US Economy Flies into “Coffin Corner,” But We Don’t Mind!
Every year, Wall Street economists see a spike in a few indicators and announce an imminent boom. This slowly fades away, leaving another year of slow growth — preventing full recovery from the crash. Readers of the FM website have seen this accurately reported since the crash, avoiding the boom-bust cycle of of crushed euphoria. Here’s a new update, as we start another slowing cycle. Eventually, inevitably, we will hit a bump that pushes slow growth to outright decline. Then, when we no longer can prepare, economic news will become exciting.
Seeing the US economy as it is
Slowly economists see the dilemma facing the Fed’s governors): they’re desperate to raise interest rates, but the US economy can grow only slowly, and so remains vulnerable to a shock that knocks it into a recession (probably a severe downturn, given its weakness).

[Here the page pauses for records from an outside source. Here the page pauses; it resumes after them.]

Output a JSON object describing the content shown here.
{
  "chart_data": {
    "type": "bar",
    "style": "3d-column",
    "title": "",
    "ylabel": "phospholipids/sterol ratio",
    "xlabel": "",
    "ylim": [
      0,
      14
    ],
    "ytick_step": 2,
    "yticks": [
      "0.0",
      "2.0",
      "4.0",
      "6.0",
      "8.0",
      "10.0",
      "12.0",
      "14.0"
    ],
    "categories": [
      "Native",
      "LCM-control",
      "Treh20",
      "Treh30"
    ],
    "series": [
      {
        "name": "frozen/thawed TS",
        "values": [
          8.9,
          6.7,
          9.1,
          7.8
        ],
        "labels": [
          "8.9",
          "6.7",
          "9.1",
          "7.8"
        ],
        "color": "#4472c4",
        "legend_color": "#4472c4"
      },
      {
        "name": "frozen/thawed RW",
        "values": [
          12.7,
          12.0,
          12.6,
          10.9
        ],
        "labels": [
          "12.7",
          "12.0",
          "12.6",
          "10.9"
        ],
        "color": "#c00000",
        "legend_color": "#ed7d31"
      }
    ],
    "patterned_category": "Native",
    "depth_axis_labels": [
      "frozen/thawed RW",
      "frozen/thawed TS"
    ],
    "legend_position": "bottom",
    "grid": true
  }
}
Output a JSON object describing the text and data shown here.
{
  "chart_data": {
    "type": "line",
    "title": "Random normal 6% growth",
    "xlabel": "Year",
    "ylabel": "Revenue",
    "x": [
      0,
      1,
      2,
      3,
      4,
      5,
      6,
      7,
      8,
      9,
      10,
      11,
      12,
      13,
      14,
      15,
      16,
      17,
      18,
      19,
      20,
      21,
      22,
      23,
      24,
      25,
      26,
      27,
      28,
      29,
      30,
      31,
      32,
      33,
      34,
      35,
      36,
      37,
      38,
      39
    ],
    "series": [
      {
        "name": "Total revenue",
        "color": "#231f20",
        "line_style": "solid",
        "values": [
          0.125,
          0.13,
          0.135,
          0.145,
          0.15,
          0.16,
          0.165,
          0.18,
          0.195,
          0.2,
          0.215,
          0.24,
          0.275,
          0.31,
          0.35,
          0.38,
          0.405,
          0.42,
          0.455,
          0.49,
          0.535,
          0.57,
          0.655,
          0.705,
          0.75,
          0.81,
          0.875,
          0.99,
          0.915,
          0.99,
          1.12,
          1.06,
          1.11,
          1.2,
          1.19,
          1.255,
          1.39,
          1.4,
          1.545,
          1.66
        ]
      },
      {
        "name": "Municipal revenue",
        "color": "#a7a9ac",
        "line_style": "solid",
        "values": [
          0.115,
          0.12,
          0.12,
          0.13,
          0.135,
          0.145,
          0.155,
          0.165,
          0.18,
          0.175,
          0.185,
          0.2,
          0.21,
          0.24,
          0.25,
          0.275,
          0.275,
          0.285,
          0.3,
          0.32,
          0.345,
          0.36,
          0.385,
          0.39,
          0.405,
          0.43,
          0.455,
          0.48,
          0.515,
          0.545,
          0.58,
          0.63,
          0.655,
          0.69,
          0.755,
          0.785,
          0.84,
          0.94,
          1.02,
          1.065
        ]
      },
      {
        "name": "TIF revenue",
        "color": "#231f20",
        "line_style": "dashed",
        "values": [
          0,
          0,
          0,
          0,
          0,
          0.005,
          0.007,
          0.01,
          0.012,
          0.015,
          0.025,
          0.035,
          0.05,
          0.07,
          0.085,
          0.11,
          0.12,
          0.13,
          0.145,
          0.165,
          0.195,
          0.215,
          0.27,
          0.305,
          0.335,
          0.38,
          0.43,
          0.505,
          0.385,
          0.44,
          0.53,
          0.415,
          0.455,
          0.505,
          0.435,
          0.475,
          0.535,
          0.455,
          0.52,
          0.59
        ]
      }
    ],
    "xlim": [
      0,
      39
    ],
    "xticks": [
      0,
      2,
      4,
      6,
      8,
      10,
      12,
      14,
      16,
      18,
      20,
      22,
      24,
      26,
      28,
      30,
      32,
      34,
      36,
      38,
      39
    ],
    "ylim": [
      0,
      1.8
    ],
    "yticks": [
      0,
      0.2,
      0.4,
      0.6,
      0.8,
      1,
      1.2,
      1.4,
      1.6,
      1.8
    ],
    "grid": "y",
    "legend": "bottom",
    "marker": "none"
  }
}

Seven years of the Fed’s Zero Interest Rate Policy (ZIRP, since December 2008) have distorted America’s large and dysfunctional capital markets. Not just in the obvious bubbles in the stock market (e.g, biotech and social media stocks), in equity investors’ mad belief that bad news is good news (small cap stocks up 5% after the ugly jobs data), but also in ways we can only dimly see today.
Worse, ZIRP means that in the next recession the Fed will have to take America to negative interest rates — with consequences impossible to foresee (so far only small nations have crossed this Rubicon). Long experience in the US, Europe, and Japan has proven the ineffectiveness of their only other tool, quantitative easing.
On the other hand, the data suggests that raising rates now would be insane: near-zero inflation, a too-strong US dollar (already depressing exports), and slow growth (even slower on a per capita basis).